At first it seems these two illustrious countries have nothing to do with one another.
Sweden, land of fjords, vikings, linganberry wine, and (if my travels overseas are any indication) a whole lotta amazingly-accented Indian girls. And the The Philippines! What can I say? You’ve got volcanoes that can evacuate entire regions of space, I hear sometimes you fish with dynamite, and you probably still have that beer brand with a monkey. What could these two possibly have in common? If you said, “nothing”… Ha! Well, that is true, except for maybe one thing: in the past week, stray webfarers in both those countries happen to have visited this friggin’ site. This thing actually gets read in other countries. I am an ambassador to the world, whether you believe it or not, world.
Not since the Rocky Horror Discovery Scare of ’04 have I even been conscious that there might be people poring over The Glot, people I hadn’t personally met. Looking for information. Googling “checklist+post+death+planning” in all seriousness, only to find my smarmy, self-bemused, wholly
overrated misrepresented site pinging their naive Googledar. What if that Swede’s only brother just died, in a sled crash involving drunk reindeer perhaps, leaving that poor Swede to make all the funeral arrangements? He doesn’t know the steps! He needs me to tell him. And what do I wanna do? Get into a bar fight over beer nuts. Wonder of wonder, horror of Rocky Horrors!
Every goal has a dark side. I would like to make my
blog glot a place where more people would like to visit. Even have another entity appreciate my silly writing. One outside the immediate single genetic degree of family. A human entity too, since those lurky MSNbots obviously get a hearty kick outta my material already. Comment, damned robots! But every once in a while, you’re gonna have to disappoint some grieving Swede.
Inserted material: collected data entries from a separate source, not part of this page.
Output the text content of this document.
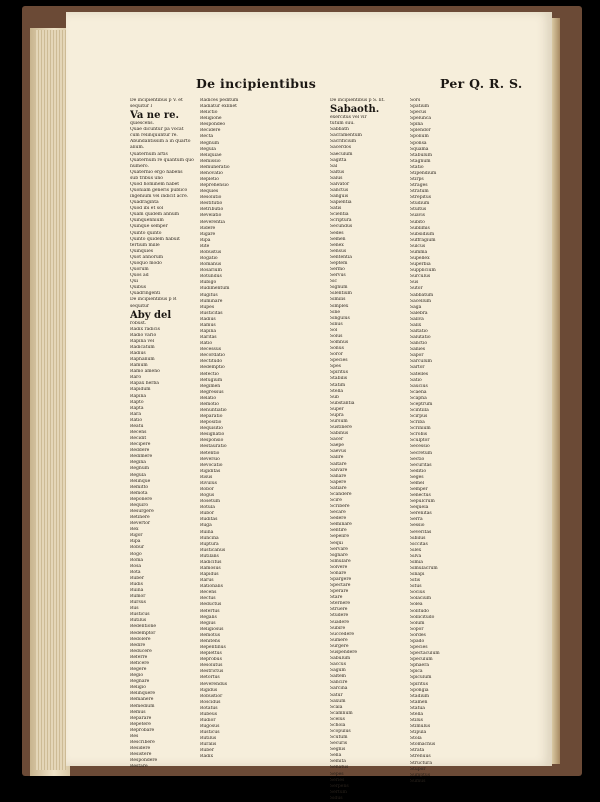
De incipientibus	Per Q. R. S.
De incipientibus p V. et
sequitur l
Va ne re.
quiescens.
Quae dicuntur pa vocat
cum relinquuntur re.
Abundantissim a in quarto
alium.
Quaternum artis
Quaternum re quantum quo
numero.
Quaternio ergo habens
sub tribus uno
Quod hominem habet
Quoniam generis publico
ingenium vel indicit acre.
Quadraginta
Quod ibi et sol
Quam quidem annum
Quinquennium
Quinque semper
Quinto quinto
Quinto quidem habuit
tertium mille
Quinquies
Quot annorum
Quoquo modo
Quorum
Quos ad
Qui
Quibus
Quadringenti
De incipientibus p R
sequitur
Aby del
robust.
Radix radicis
Radio vario
Rapina vel
Radicatum
Radius
Raphanum
Ramum
Ramo ameno
Raro
Rapax herba
Rapidum
Rapina
Rapto
Rapta
Rara
Ratio
Reatu
Recens
Recidit
Recipere
Reddere
Redimere
Regina
Regnum
Regula
Relinque
Remitto
Remota
Reponere
Requiro
Resurgere
Retinere
Revertor
Rex
Rigor
Ripa
Robur
Rogo
Roma
Rosa
Rota
Ruber
Rudis
Ruina
Rumor
Rursus
Rus
Rusticus
Rutilus
Redentione
Redemptor
Redolere
Redire
Reducere
Referre
Reficere
Regere
Regio
Regnare
Religio
Relinquere
Remanere
Remedium
Remus
Reparare
Repetere
Reprobare
Res
Rescribere
Residere
Resistere
Respondere
Restare
Radices peditum
Radiatur exlinet
Relictio
Religione
Respondeo
Recidere
Recta
Regnum
Regula
Reliquiae
Remissio
Remuneratio
Renovatio
Repletio
Reprehensio
Requies
Resolutio
Restitutio
Retributio
Revelatio
Reverentia
Ridere
Rigare
Ripa
Rite
Robustus
Rogatio
Romanus
Rosarium
Rotundus
Rubigo
Rudimentum
Rugitus
Ruminare
Rupes
Rusticitas
Radius
Ramus
Rapina
Raritas
Ratio
Recessus
Recordatio
Rectitudo
Redemptio
Refectio
Refugium
Regimen
Regressus
Relatio
Remotio
Renuntiatio
Reparatio
Repositio
Requisitio
Resignatio
Responsio
Restauratio
Retentio
Reversio
Revocatio
Rigiditas
Risus
Rivulus
Robor
Rogus
Rosetum
Rotula
Rubor
Ruditas
Ruga
Ruina
Runcina
Ruptura
Rusticanus
Rutilans
Radicitus
Ramosus
Rapidus
Rarus
Rationalis
Recens
Rectus
Reductus
Refertus
Regalis
Regius
Religiosus
Remotus
Renitens
Repentinus
Replettus
Reprobus
Resolutus
Restrictus
Retortus
Reverendus
Rigidus
Robustior
Roscidus
Rotatus
Rubeus
Rudior
Rugosus
Rusticus
Rutilus
Ruralis
Ruber
Radix
De incipientibus p S. lit.
Sabaoth.
exercitus vel vir
tutum suu.
Sabbath
Sacramentum
Sacrificium
Sacerdos
Saeculum
Sagitta
Sal
Saltus
Salus
Salvator
Sanctus
Sanguis
Sapientia
Satis
Scientia
Scriptura
Secundus
Sedes
Semen
Senex
Sensus
Sententia
Septem
Sermo
Servus
Sic
Signum
Silentium
Similis
Simplex
Sine
Singulus
Sinus
Sol
Solus
Somnus
Sonus
Soror
Species
Spes
Spiritus
Stabilis
Statim
Stella
Sub
Substantia
Super
Supra
Sursum
Sustinere
Sabinus
Sacer
Saepe
Saevus
Salire
Saltare
Salvare
Sanare
Sapere
Satiare
Scandere
Scire
Scribere
Secare
Sedere
Seminare
Sentire
Sepelire
Sequi
Servare
Signare
Simulare
Solvere
Sonare
Spargere
Spectare
Sperare
Stare
Sternere
Struere
Studere
Suadere
Subire
Succedere
Sumere
Surgere
Suspendere
Sabulum
Saccus
Sagum
Saltem
Sancire
Sarcina
Satur
Saxum
Scala
Scamnum
Scelus
Schola
Scopulus
Scutum
Securis
Segnis
Sella
Semita
Senatus
Sepes
Series
Serpens
Sertum
Sidus
Sors
Spatium
Specus
Spelunca
Spina
Splendor
Spolium
Sponsa
Squama
Stabulum
Stagnum
Statio
Stipendium
Stirps
Strages
Stratum
Strepitus
Studium
Stultus
Suavis
Subito
Sublimis
Subsidium
Suffragium
Sulcus
Summa
Supellex
Superbia
Supplicium
Surculus
Sus
Sutor
Sabbatum
Sacellum
Saga
Salebra
Saliva
Salix
Saltatio
Salutatio
Sanctio
Sanies
Sapor
Sarculum
Sartor
Satelles
Satio
Saucius
Scaena
Scapha
Sceptrum
Scintilla
Scirpus
Scriba
Scrinium
Scrobis
Sculptor
Secessio
Secretum
Sectio
Securitas
Seditio
Seges
Semel
Semper
Senectus
Sepulcrum
Sequela
Serenitas
Serra
Sessio
Severitas
Sibilus
Siccitas
Silex
Silva
Simia
Simulacrum
Sinapi
Sitis
Situs
Socius
Solacium
Solea
Solitudo
Sollicitudo
Solum
Sopor
Sordes
Spado
Species
Spectaculum
Speculum
Sphaera
Spica
Spiculum
Spiritus
Spongia
Stadium
Stamen
Statua
Stella
Stilus
Stimulus
Stipula
Stola
Stomachus
Strata
Strenuus
Structura
Stupor
Sumptus
Sumus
That’s life. Seriously though—who wants to plan post-death? Not a lot of forethought in that search, boy-o.
Sweden and Philippines, I give you my hat tip. You may not have found my site useful. You may not have stayed longer than a minute. You may have even web-snorted in contempt at this tiny, indulgent, gaudy, blog-like, and oversyllablistic web-shite that Google mis-pinged to you… maybe. I thank you for your votes of confidence nonetheless.